Scripture. In the fifty-eighth chapter of "Isaiah," at verses ten and eleven, we read:
If you offer your food to the hungry and satisfy the needs of the afflicted, then your light shall rise in the darkness and your gloom be like the noonday and you shall be like a watered garden, like a spring of water, whose waters never fail.
... for peace in the world.
... for nurses, auxiliary nurses, health visitors and hospital cleaners.
... for wounded soldiers.
... for the people of Gabon and Indonesia, who celebrate their national day today.
... for those who have died in monsoon floods in India's southern state of Kerala; for those who have lost their homes and possessions; for all affected by the flooding. DETAILS
... for an end to knife-crime and gang-related violence.
... for those who have died recently and for those who mourn their passing.
... for those who are unwell and for those caring for them.
... for those, both close to us and far off, who we hold in our personal prayers.
... for ourselves.
THE LORD'S PRAYER
Our Father in heaven, hallowed be your name, your kingdom come, your will be done, on earth as in heaven. Give us today our daily bread. Forgive us our sins as we forgive those who sin against us. Lead us not into temptation but deliver us from evil. For the kingdom, the power, and the glory are yours now and for ever. Amen.
From “Mere Christianity” by C. S. Lewis:
Well, how exactly do I love myself?
Now that I come to think of it, I have not exactly got a feeling of fondness or affection for myself, and I do not even always enjoy my own society. So apparently "Love your neighbour" does not mean "feel fond of him" or "find him attractive." I ought to have seen that before, because, of course, you cannot feel fond of a person by trying.
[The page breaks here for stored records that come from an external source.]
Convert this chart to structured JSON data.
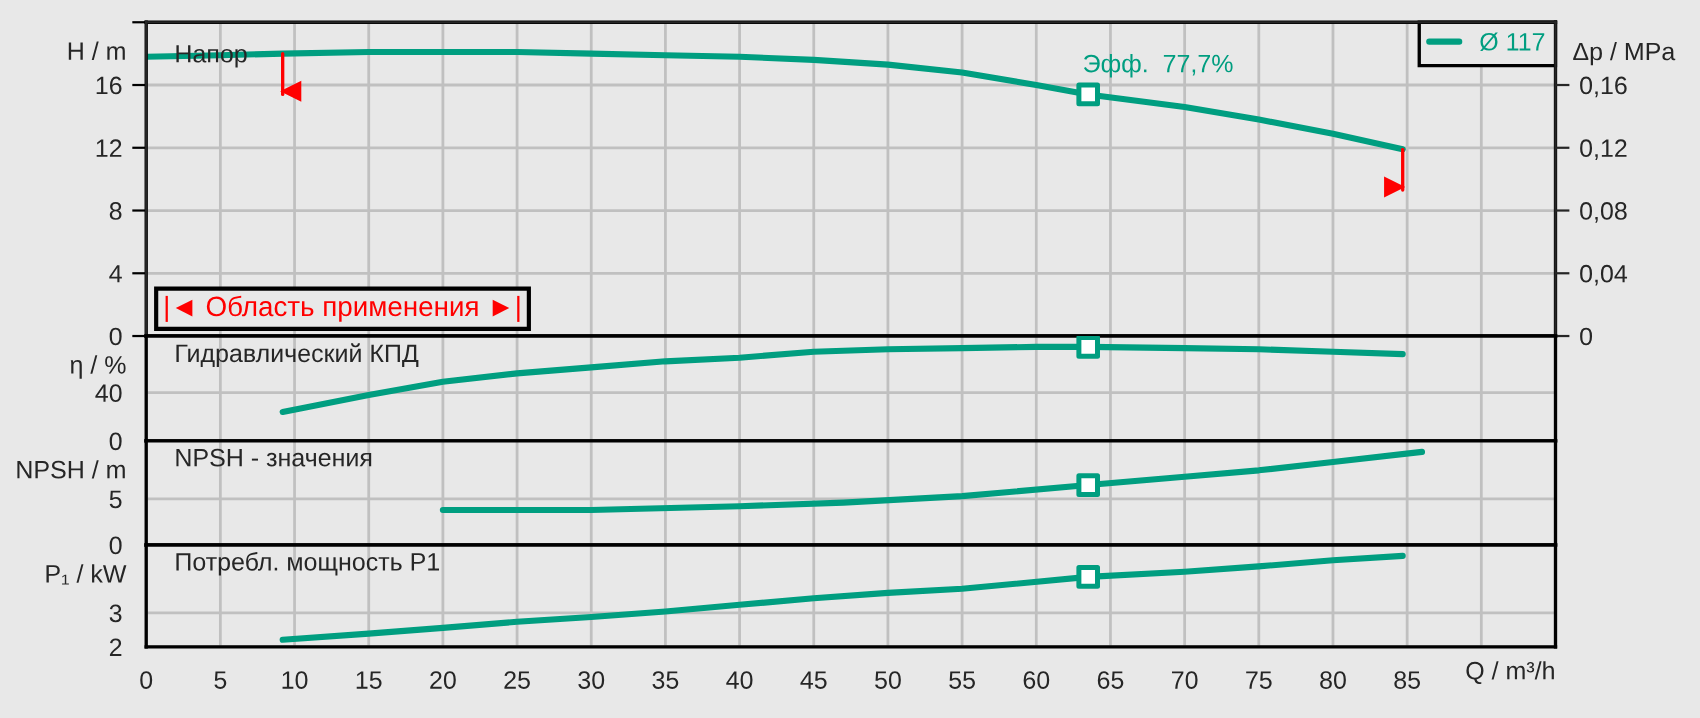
{
  "chart_data": [
    {
      "type": "line",
      "title": "Напор",
      "ylabel": "H / m",
      "y2label": "Δp / MPa",
      "xlim": [
        0,
        95
      ],
      "xticks": [
        0,
        5,
        10,
        15,
        20,
        25,
        30,
        35,
        40,
        45,
        50,
        55,
        60,
        65,
        70,
        75,
        80,
        85,
        90
      ],
      "ylim": [
        0,
        20
      ],
      "yticks": [
        0,
        4,
        8,
        12,
        16,
        {
          "value": 20,
          "label": null
        }
      ],
      "y2lim": [
        0,
        0.2
      ],
      "y2ticks": [
        0,
        {
          "value": 0.04,
          "label": "0,04"
        },
        {
          "value": 0.08,
          "label": "0,08"
        },
        {
          "value": 0.12,
          "label": "0,12"
        },
        {
          "value": 0.16,
          "label": "0,16"
        }
      ],
      "tick_labels": "y",
      "grid": true,
      "legend": "top right",
      "series": [
        {
          "name": "Ø 117",
          "color": "#009e80",
          "x": [
            0,
            5,
            9.2,
            15,
            20,
            25,
            30,
            35,
            40,
            45,
            50,
            55,
            60,
            63.5,
            70,
            75,
            80,
            84.7
          ],
          "values": [
            17.8,
            17.9,
            18.0,
            18.1,
            18.1,
            18.1,
            18.0,
            17.9,
            17.8,
            17.6,
            17.3,
            16.8,
            16.0,
            15.4,
            14.6,
            13.8,
            12.9,
            11.9
          ]
        },
        {
          "type": "scatter",
          "marker": "square",
          "color": "#009e80",
          "x": [
            63.5
          ],
          "values": [
            15.4
          ]
        }
      ],
      "ref_lines": [
        {
          "axis": "x",
          "value": 9.2,
          "color": "#ff0000"
        },
        {
          "axis": "x",
          "value": 84.7,
          "color": "#ff0000"
        }
      ],
      "annotations": [
        {
          "text": "Эфф.  77,7%",
          "x": 63.5,
          "y": 15.4
        },
        "|◄ Область применения ►|"
      ]
    },
    {
      "type": "line",
      "title": "Гидравлический КПД",
      "ylabel": "η / %",
      "xlim": [
        0,
        95
      ],
      "xticks": [
        0,
        5,
        10,
        15,
        20,
        25,
        30,
        35,
        40,
        45,
        50,
        55,
        60,
        65,
        70,
        75,
        80,
        85,
        90
      ],
      "ylim": [
        0,
        87
      ],
      "yticks": [
        0,
        40
      ],
      "tick_labels": "y",
      "grid": true,
      "series": [
        {
          "color": "#009e80",
          "x": [
            9.2,
            15,
            20,
            25,
            30,
            35,
            40,
            45,
            50,
            55,
            60,
            63.5,
            70,
            75,
            80,
            84.7
          ],
          "values": [
            24,
            38,
            49,
            56,
            61,
            66,
            69,
            74,
            76,
            77,
            78,
            78,
            77,
            76,
            74,
            72
          ]
        },
        {
          "type": "scatter",
          "marker": "square",
          "color": "#009e80",
          "x": [
            63.5
          ],
          "values": [
            78
          ]
        }
      ]
    },
    {
      "type": "line",
      "title": "NPSH - значения",
      "ylabel": "NPSH / m",
      "xlim": [
        0,
        95
      ],
      "xticks": [
        0,
        5,
        10,
        15,
        20,
        25,
        30,
        35,
        40,
        45,
        50,
        55,
        60,
        65,
        70,
        75,
        80,
        85,
        90
      ],
      "ylim": [
        0,
        11.3
      ],
      "yticks": [
        0,
        5
      ],
      "tick_labels": "y",
      "grid": true,
      "series": [
        {
          "color": "#009e80",
          "x": [
            20,
            30,
            40,
            47,
            55,
            63.5,
            70,
            75,
            80,
            86
          ],
          "values": [
            3.8,
            3.8,
            4.2,
            4.6,
            5.3,
            6.5,
            7.4,
            8.1,
            9.0,
            10.1
          ]
        },
        {
          "type": "scatter",
          "marker": "square",
          "color": "#009e80",
          "x": [
            63.5
          ],
          "values": [
            6.5
          ]
        }
      ]
    },
    {
      "type": "line",
      "title": "Потребл. мощность P1",
      "ylabel": "P₁ / kW",
      "xlabel": "Q / m³/h",
      "xlim": [
        0,
        95
      ],
      "xticks": [
        0,
        5,
        10,
        15,
        20,
        25,
        30,
        35,
        40,
        45,
        50,
        55,
        60,
        65,
        70,
        75,
        80,
        85,
        {
          "value": 90,
          "label": null
        }
      ],
      "ylim": [
        2,
        5
      ],
      "yticks": [
        2,
        3
      ],
      "grid": true,
      "series": [
        {
          "color": "#009e80",
          "x": [
            9.2,
            15,
            20,
            25,
            30,
            35,
            40,
            45,
            50,
            55,
            63.5,
            70,
            75,
            80,
            84.7
          ],
          "values": [
            2.21,
            2.39,
            2.56,
            2.74,
            2.88,
            3.04,
            3.24,
            3.43,
            3.59,
            3.71,
            4.06,
            4.21,
            4.37,
            4.55,
            4.68
          ]
        },
        {
          "type": "scatter",
          "marker": "square",
          "color": "#009e80",
          "x": [
            63.5
          ],
          "values": [
            4.06
          ]
        }
      ]
    }
  ]
}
Do I think well of myself, think myself a nice chap? Well, I am afraid I sometimes do (and those are, no doubt, my worst moments) but that is not why I love myself. In fact, it is the other way round: my self-love makes me think myself nice, but thinking myself nice is not why I love myself. So loving my enemies does not apparently mean thinking them nice either. That is an enormous relief. For a good many people imagine that forgiving your enemies means making out that they are really not such bad fellows after all, when it is quite plain that they are. Go a step further. In my most clear-sighted moments not only do I not think myself a nice man, but I know that I am a very nasty one. I can look at some of the things I have done with horror and loathing. So apparently I am allowed to loathe and hate some of the things my enemies do.
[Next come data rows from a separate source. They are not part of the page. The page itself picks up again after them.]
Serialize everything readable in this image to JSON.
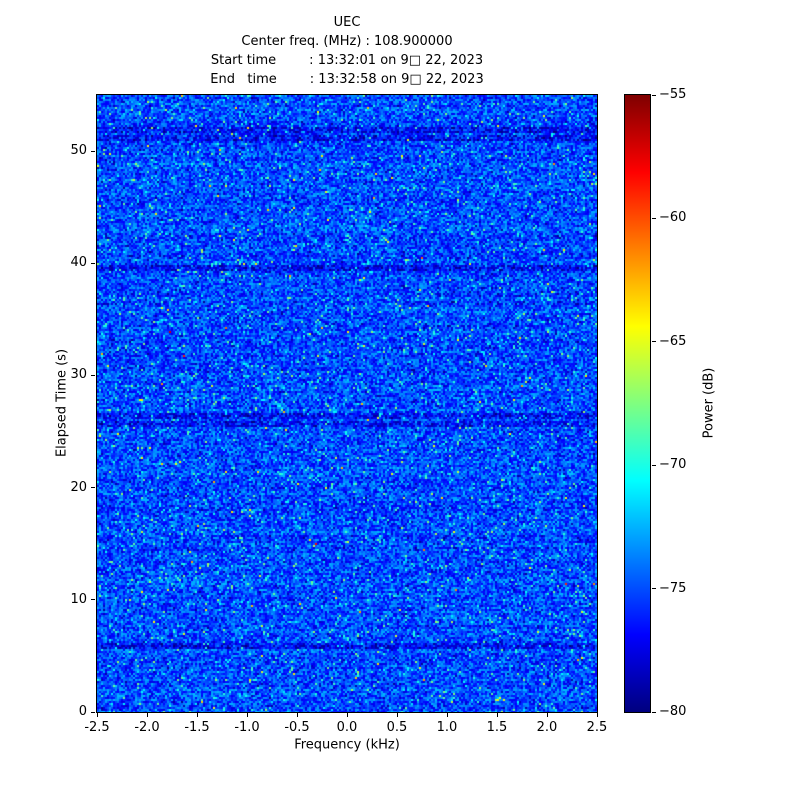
{
  "header": {
    "line_center_freq": "Center freq. (MHz) : 108.900000",
    "line_start_time": "Start time        : 13:32:01 on 9□ 22, 2023",
    "line_end_time": "End   time        : 13:32:58 on 9□ 22, 2023"
  },
  "chart_data": {
    "type": "heatmap",
    "title": "UEC",
    "subtitle_lines": [
      "Center freq. (MHz) : 108.900000",
      "Start time        : 13:32:01 on 9□ 22, 2023",
      "End   time        : 13:32:58 on 9□ 22, 2023"
    ],
    "xlabel": "Frequency (kHz)",
    "ylabel": "Elapsed Time (s)",
    "xlim": [
      -2.5,
      2.5
    ],
    "ylim": [
      0,
      55
    ],
    "grid": false,
    "x_ticks": [
      {
        "value": -2.5,
        "label": "-2.5"
      },
      {
        "value": -2.0,
        "label": "-2.0"
      },
      {
        "value": -1.5,
        "label": "-1.5"
      },
      {
        "value": -1.0,
        "label": "-1.0"
      },
      {
        "value": -0.5,
        "label": "-0.5"
      },
      {
        "value": 0.0,
        "label": "0.0"
      },
      {
        "value": 0.5,
        "label": "0.5"
      },
      {
        "value": 1.0,
        "label": "1.0"
      },
      {
        "value": 1.5,
        "label": "1.5"
      },
      {
        "value": 2.0,
        "label": "2.0"
      },
      {
        "value": 2.5,
        "label": "2.5"
      }
    ],
    "y_ticks": [
      {
        "value": 0,
        "label": "0"
      },
      {
        "value": 10,
        "label": "10"
      },
      {
        "value": 20,
        "label": "20"
      },
      {
        "value": 30,
        "label": "30"
      },
      {
        "value": 40,
        "label": "40"
      },
      {
        "value": 50,
        "label": "50"
      }
    ],
    "colorbar": {
      "label": "Power (dB)",
      "min": -80,
      "max": -55,
      "colormap": "jet",
      "ticks": [
        {
          "value": -55,
          "label": "−55"
        },
        {
          "value": -60,
          "label": "−60"
        },
        {
          "value": -65,
          "label": "−65"
        },
        {
          "value": -70,
          "label": "−70"
        },
        {
          "value": -75,
          "label": "−75"
        },
        {
          "value": -80,
          "label": "−80"
        }
      ],
      "stops": [
        {
          "pos": 0,
          "color": "#00007f"
        },
        {
          "pos": 12.5,
          "color": "#0000ff"
        },
        {
          "pos": 37.5,
          "color": "#00ffff"
        },
        {
          "pos": 62.5,
          "color": "#ffff00"
        },
        {
          "pos": 87.5,
          "color": "#ff0000"
        },
        {
          "pos": 100,
          "color": "#7f0000"
        }
      ]
    },
    "noise": {
      "seed": 20230922,
      "description": "random RF noise floor, mostly -78 to -71 dB (blue) with sparse cyan/green speckles and a few darker horizontal bands",
      "base_power_db": -76,
      "speckle_max_db": -64,
      "dark_band_rows_s": [
        52.0,
        51.3,
        39.6,
        26.4,
        25.7,
        6.0
      ]
    }
  }
}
Now that I come to think of it, I remember Christian teachers telling me long ago that I must hate a bad man’s actions, but not hate the bad man: or, as they would say, hate the sin but not the sinner. For a long time, I used to think this a silly, straw-splitting distinction: how could you hate what a man did and not hate the man? But years later it occurred to me that there was one man to whom I had been doing this all my life, namely myself. However much I might dislike my own cowardice or conceit or greed, I went on loving myself. There had never been the slightest difficulty about it. In fact, the very reason why I hated the things was that I loved the man. Just because I loved myself, I was sorry to find that I was the sort of man who did those things. Consequently, Christianity does not want us to reduce by one atom the hatred we feel for cruelty and treachery. We ought to hate them. Not one word of what we have said about them needs to be unsaid. But it does want us to hate them in the same way in which we hate things in ourselves: being sorry that the man should have done such things, and hoping, if it is any way possible, that somehow, sometime, somewhere he can be cured and made human again.
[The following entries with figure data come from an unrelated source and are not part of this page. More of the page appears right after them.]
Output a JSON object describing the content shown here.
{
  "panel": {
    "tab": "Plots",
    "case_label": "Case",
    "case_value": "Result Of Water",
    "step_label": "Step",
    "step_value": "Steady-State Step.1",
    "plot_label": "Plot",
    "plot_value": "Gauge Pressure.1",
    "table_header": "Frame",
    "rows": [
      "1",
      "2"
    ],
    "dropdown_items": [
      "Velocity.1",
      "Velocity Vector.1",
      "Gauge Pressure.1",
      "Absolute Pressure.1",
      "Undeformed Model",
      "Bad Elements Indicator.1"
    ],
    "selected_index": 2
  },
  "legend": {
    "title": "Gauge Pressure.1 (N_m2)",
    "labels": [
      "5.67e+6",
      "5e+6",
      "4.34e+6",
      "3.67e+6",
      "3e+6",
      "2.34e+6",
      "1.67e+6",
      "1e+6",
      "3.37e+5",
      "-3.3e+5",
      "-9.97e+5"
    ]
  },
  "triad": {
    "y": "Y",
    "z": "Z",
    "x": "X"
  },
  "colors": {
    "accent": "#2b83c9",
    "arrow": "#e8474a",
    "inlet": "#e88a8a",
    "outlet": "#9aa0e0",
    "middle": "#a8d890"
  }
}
Life-giving God, you alone have power over life and death, over health and sickness; give power, wisdom, and gentleness to those who follow the lead of your servant Florence Nightingale, that they, bearing with them your presence, may not only heal but bless and shine as lanterns of hope in the darkest hours of pain and fear; through Jesus Christ, our Saviour and Lord. Amen.
May the Lord bless us, protect us from all evil and bring us to everlasting life. Amen.